In the medium term, we don't only want network filters to become eligible 
for write completion, but all filters. Think of a large text file being 
compressed with mod_deflate. Or a large file being processed with 
mod_include. I had the idea of inserting another buffering filter at the 
very start (let's call it edge_filter for now), which could then be called 
on write completion. It could somehow communicate with the 
core_output_filter to balance how much data is buffered on which end of 
the filter chain. For example, as long as core_output_filter has data 
buffered, it would write that with async write completion. When its buffer 
gets emtpy, it would call edge_filter to send some more data through the 
whole filter chain, including mod_ssl. If any in-between filter module 
blocks, then it would no worse than now, without write completion. But I 
think in many cases, none of the in-between filters would block, and we 
get write completion for many filters. Of course, so far this is only an 
idea and I haven't digged into the code to see if it's actually feasible. 
Do you see any immediate reason why it wouldn't work?

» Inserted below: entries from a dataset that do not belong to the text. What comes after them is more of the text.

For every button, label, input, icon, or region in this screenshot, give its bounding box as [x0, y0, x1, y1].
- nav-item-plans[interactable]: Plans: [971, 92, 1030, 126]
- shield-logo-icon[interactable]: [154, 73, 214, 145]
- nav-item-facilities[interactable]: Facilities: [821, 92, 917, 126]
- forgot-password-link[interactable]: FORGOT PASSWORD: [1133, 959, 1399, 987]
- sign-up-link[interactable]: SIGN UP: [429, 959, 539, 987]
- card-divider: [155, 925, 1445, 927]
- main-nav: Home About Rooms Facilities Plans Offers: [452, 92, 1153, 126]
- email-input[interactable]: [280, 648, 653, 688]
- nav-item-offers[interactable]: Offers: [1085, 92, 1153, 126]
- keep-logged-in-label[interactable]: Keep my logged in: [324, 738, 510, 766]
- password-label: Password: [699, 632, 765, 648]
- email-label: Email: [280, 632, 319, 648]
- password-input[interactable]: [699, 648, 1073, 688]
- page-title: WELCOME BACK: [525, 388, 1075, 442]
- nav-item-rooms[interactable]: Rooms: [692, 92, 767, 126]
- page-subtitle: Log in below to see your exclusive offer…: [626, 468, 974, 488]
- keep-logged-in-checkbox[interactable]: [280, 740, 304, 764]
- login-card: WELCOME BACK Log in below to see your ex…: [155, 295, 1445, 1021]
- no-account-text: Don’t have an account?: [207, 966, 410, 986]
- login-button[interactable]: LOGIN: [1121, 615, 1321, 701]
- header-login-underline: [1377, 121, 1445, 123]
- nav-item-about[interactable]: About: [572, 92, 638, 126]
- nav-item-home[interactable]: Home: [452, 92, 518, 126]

> - mod_ssl defines itself as "AP_FTYPE_CONNECTION + 5", which looks to me 
> like mod_ssl really wants to be a network filter, not a connection 
> filter. If we were to teach the event MPM above to trigger network 
> filters, I propose that mod_ssl becomes a network filter following the 
> "not allowed to block async MPMs" rule (which it should do already 
> anyway).

I have no idea ATM about the implications of changing that.

BTW, mod_reqtimeout registers as AP_FTYPE_CONNECTION + 8. But it may make 
sense to integrate that into the core_output_filter.